Consider some of Gartner’s recent predictions when it comes to technology and security:
- Through 2018, over 50% of IoT device manufacturers will not be able to address threats from weak authentication practices.
- By 2020, more than 25% of identified enterprise attacks will involve IoT, though IoT will account for only 10% of IT security budgets.
- In the same year 60% of enterprise information security budgets will be allocated for rapid detection and response approaches. That is an increase from less than 30% in 2016
- And 60% of digital businesses will suffer major service failures. It’s due to the inability of IT security teams to manage digital risk.
- By 2018, 25% of corporate data traffic will flow directly from mobile devices to the cloud, bypassing enterprise security controls.
There are ways programmers, businesses and individuals can get ahead of these predictions. The knowledge that changing an enterprise’s architecture by incorporating IoT will increase threat levels is vital. Enterprises should allocate business ownership of IoT security, focus on vulnerable or unpatchable IoT devices, and increase IoT-focused budgets. Companies will also need enterprise-wide data security governance. Once gaps are identified, it will be easier to close these. Even the purchase of cyber insurance may be critical.
Of course, there are already security protocols in place. Oracle, which purchased Java from Sun Microsystems, for instance, regularly offers critical patch updates (CPUs) for multiple security vulnerabilities. They state on their website, however, that there are periodic reports of attempts to maliciously exploit vulnerabilities for which Oracle has already released fixes. In some instances, it has been reported that attackers have been successful because targeted customers had failed to apply these specific patches. The responsibility rests more than ever before on the consumer/programmer to check that all CPUs are applied.
Java security technology
In its most recent version, Java security technology includes a large set of Application Program Interfaces (APIs), tools, and implementations of commonly used security algorithms, mechanisms, and protocols. The Secure Sockets Layer (SSL) and Transport Layer Security (TLS) protocols were developed to help protect the privacy and integrity of data while it is transferred across a network. TLS, and its predecessor SSL, support many different methods for exchanging keys, encrypting data, and authenticating message integrity. Furthermore, the connection is private and secure because symmetric cryptography can encrypt the transmitted data.Through the TLS handshake protocol, the keys for the encryption are created specifically for that connection. They are negotiated secretly at the beginning of a session between the server and the client. We can also use public-key cryptography to authenticate the communicating parties. There is also a message integrity check using a message authentication code to prevent the date from changing in any way as it’s transmitted. Another TLS property, with the correct configuration, is forward secrecy. It ensures that if the encryption keys are disclosed later they cannot be used for past communications. In addition, the Java Secure Socket Extension (JSSE) enables secure Internet communications.
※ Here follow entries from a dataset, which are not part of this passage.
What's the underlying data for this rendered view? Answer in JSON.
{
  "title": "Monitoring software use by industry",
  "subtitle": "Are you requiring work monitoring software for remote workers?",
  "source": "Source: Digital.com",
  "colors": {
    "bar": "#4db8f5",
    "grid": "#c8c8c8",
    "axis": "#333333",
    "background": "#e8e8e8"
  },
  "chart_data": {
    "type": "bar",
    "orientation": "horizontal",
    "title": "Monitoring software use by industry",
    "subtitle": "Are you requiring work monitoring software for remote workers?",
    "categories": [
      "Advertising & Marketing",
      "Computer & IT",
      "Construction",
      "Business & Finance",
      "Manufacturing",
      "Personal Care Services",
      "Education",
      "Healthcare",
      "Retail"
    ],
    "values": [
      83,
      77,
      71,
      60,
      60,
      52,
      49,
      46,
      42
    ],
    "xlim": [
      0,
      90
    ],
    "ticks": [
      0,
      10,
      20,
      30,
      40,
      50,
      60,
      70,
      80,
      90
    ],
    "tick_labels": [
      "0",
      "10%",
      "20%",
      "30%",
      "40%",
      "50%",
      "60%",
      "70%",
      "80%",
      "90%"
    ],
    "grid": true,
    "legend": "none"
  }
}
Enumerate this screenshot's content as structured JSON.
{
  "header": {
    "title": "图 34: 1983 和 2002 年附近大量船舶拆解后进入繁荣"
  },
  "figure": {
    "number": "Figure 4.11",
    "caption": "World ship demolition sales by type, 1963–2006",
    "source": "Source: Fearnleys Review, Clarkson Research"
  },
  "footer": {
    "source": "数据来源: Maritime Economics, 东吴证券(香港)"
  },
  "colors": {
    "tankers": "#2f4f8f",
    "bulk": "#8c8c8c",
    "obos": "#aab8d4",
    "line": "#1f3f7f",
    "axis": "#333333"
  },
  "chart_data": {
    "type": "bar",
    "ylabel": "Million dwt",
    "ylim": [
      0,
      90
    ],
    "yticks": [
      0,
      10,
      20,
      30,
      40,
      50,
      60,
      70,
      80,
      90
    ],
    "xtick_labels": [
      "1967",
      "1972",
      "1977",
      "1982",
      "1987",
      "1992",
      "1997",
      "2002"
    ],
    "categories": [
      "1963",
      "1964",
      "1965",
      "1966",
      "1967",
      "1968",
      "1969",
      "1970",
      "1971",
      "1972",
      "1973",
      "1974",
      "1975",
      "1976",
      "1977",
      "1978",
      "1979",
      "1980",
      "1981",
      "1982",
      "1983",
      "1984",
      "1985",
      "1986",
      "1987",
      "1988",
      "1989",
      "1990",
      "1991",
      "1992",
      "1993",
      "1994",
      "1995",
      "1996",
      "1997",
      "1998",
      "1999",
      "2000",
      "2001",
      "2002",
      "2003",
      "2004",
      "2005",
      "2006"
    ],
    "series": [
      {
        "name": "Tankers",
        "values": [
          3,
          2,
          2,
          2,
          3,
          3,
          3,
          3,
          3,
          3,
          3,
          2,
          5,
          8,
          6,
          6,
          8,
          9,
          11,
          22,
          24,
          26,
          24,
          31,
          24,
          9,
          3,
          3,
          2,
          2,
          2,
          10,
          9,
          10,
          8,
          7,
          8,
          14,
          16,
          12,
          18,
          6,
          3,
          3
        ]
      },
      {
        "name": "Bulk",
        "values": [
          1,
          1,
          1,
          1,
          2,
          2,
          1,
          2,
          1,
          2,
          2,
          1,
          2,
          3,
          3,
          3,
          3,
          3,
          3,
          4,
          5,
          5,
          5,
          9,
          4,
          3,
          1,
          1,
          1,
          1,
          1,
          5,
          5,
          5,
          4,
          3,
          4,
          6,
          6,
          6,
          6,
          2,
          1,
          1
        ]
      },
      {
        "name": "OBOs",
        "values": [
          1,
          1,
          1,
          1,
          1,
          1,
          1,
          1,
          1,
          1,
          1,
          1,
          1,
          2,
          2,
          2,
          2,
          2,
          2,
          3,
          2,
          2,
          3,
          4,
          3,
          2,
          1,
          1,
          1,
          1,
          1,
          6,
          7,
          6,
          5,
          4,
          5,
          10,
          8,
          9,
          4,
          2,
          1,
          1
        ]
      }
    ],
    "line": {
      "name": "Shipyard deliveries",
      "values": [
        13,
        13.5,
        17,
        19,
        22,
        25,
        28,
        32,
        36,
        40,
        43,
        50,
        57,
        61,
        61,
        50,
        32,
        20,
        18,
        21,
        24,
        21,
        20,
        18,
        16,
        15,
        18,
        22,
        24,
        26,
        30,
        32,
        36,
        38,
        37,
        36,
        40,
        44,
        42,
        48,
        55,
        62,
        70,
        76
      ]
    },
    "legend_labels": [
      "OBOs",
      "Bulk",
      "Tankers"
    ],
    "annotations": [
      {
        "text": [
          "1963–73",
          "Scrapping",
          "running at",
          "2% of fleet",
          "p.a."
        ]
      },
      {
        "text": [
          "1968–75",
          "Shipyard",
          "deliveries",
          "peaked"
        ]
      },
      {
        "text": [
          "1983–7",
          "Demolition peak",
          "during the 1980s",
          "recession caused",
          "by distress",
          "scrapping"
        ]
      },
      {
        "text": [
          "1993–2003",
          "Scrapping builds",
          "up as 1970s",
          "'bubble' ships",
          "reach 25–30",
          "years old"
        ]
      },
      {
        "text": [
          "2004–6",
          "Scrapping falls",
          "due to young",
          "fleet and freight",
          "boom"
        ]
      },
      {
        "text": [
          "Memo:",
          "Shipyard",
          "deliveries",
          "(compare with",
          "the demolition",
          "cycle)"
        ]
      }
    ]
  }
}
The APIs span a wide range of areas, including cryptography, public key infrastructure, secure communication, authentication, and access control. This is relevant across a multiplicity of industries. For example, TLS is a security method used by PokerStars algorithms to guarantee data quality of the system. It cannot be denied that now, more than ever, data, and the protection of data remains an overwhelming priority. Companies must compete not only on their offering but also on their ability to steadfastly protect the privacy and details of their clients.